The court's decision came two months after it referred the case against the Brotherhood's general guide Mohamed Badie and hundreds of others to the state's highest religious authority, the Mufti, the first step towards imposing a death sentence.
Lawyers said the ruling can be overturned on appeal. It was not immediately clear how many sentences had been confirmed, with lawyers giving estimates ranging from 182 to 197.
Lawyers boycotted the opening of the trial on March 25 to protest an earlier mass death sentence by the judge. A month after that session, the judge sentenced 683 people to death, including the Muslim Brotherhood's Supreme Guide Mohammed Badie.

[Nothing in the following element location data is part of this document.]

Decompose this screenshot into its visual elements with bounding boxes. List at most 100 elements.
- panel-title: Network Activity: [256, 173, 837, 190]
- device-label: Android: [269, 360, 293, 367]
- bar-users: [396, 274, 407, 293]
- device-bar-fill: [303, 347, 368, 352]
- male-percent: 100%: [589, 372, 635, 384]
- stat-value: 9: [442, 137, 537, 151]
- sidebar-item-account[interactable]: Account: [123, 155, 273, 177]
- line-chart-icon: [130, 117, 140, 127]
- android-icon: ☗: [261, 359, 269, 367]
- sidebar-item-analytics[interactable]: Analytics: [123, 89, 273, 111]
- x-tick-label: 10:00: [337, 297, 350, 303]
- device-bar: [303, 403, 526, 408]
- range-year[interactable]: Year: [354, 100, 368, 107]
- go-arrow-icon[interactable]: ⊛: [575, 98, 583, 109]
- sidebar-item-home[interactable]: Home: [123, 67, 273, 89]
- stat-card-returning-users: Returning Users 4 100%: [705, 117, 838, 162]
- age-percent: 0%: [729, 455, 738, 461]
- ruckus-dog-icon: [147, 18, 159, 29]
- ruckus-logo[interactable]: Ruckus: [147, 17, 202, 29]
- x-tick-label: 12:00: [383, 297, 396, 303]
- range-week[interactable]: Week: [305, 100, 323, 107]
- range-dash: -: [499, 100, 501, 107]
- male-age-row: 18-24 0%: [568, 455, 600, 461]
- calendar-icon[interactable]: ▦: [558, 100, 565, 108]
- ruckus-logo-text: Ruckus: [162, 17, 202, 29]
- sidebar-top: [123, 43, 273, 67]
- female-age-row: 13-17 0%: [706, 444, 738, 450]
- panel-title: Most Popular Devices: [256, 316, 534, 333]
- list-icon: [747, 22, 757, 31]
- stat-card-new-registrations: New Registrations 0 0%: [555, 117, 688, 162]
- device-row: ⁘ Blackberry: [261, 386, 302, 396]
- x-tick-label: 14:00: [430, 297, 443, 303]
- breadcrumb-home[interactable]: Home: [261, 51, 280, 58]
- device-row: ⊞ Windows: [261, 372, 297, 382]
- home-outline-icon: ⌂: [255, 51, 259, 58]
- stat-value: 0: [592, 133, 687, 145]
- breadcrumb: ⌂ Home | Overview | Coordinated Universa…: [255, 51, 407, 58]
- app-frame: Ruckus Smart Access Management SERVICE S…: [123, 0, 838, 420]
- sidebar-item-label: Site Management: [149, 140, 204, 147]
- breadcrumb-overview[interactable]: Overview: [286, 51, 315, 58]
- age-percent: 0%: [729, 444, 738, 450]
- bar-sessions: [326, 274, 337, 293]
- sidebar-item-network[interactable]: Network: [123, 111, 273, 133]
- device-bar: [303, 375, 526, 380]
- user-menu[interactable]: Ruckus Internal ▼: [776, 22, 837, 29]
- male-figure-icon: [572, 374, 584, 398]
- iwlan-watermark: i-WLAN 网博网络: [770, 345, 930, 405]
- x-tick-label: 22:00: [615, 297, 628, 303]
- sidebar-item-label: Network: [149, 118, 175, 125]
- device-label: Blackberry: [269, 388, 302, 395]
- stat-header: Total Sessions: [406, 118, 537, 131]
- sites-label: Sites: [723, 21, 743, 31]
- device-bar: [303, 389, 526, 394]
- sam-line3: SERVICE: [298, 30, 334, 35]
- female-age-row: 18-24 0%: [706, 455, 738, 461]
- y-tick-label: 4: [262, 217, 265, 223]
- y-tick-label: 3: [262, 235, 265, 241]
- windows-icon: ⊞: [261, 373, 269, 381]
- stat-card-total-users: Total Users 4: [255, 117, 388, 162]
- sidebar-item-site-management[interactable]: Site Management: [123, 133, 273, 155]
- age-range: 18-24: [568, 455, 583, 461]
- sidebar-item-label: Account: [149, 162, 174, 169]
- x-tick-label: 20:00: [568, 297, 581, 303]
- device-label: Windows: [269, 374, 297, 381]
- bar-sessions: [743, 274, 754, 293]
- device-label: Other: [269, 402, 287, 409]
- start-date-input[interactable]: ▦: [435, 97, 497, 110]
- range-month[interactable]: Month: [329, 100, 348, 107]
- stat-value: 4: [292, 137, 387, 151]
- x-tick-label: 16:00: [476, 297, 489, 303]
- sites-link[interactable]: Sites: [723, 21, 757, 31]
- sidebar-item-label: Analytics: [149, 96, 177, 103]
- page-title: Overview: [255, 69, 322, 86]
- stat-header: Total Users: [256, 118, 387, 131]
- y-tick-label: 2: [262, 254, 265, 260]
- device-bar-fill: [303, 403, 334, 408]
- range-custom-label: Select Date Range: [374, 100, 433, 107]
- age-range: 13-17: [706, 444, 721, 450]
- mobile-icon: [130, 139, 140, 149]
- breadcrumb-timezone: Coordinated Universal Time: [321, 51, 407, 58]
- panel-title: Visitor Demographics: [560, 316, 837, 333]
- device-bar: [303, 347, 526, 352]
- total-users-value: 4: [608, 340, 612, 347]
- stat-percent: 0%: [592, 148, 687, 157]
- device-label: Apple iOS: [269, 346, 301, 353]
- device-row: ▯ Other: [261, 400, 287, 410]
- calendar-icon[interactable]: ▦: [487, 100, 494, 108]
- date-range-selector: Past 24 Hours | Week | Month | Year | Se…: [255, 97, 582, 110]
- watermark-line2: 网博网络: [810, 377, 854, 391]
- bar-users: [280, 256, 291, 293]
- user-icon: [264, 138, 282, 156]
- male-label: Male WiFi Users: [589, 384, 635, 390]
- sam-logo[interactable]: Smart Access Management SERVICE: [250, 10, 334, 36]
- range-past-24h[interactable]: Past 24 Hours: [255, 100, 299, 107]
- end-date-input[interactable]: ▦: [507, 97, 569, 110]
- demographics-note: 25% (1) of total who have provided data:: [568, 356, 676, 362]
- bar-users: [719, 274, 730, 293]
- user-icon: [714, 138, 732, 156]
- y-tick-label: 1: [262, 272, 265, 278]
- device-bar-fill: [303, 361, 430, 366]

The case is rooted in retaliatory attacks on a police station in the southern city of Minya on Aug. 14, after police dispersed an Islamist sit-in in Cairo, killing hundreds.
An Egyptian court signaled on Thursday that it wanted death sentences for Badie and 13 other defendants charged with murder and firearms possession, when it referred the case to the country's religious authorities.
Judicial sources said a judge at a court in a Cairo suburb referred all 14 of the defendants to the Mufti, the highest Islamic legal official, who must give an opinion on death sentences before they can be confirmed.
More than a thousand suspected supporters of Morsi and his Muslim Brotherhood have already been given death sentences this year which were referred to the Mufti. Their cases have provoked outrage among rights groups and Western governments.
Thirty-seven of the sentences have been upheld, and more than six hundred others are awaiting a final decision. But so far none of the sentences has been carried out.
The court decision came less than two weeks after former army chief Abdel Fattah al-Sisi took office as president. Sisi ousted President Mohamed Morsi of the Brotherhood last July, leading to a widespread crackdown on the movement.
Badie, who faces charges in several other cases, has already been referred to the Mufti on another set of charges.
Among the defendants were senior Brotherhood members Mohamed El-Beltagi and Essam El-Erian and former members of the Morsi government.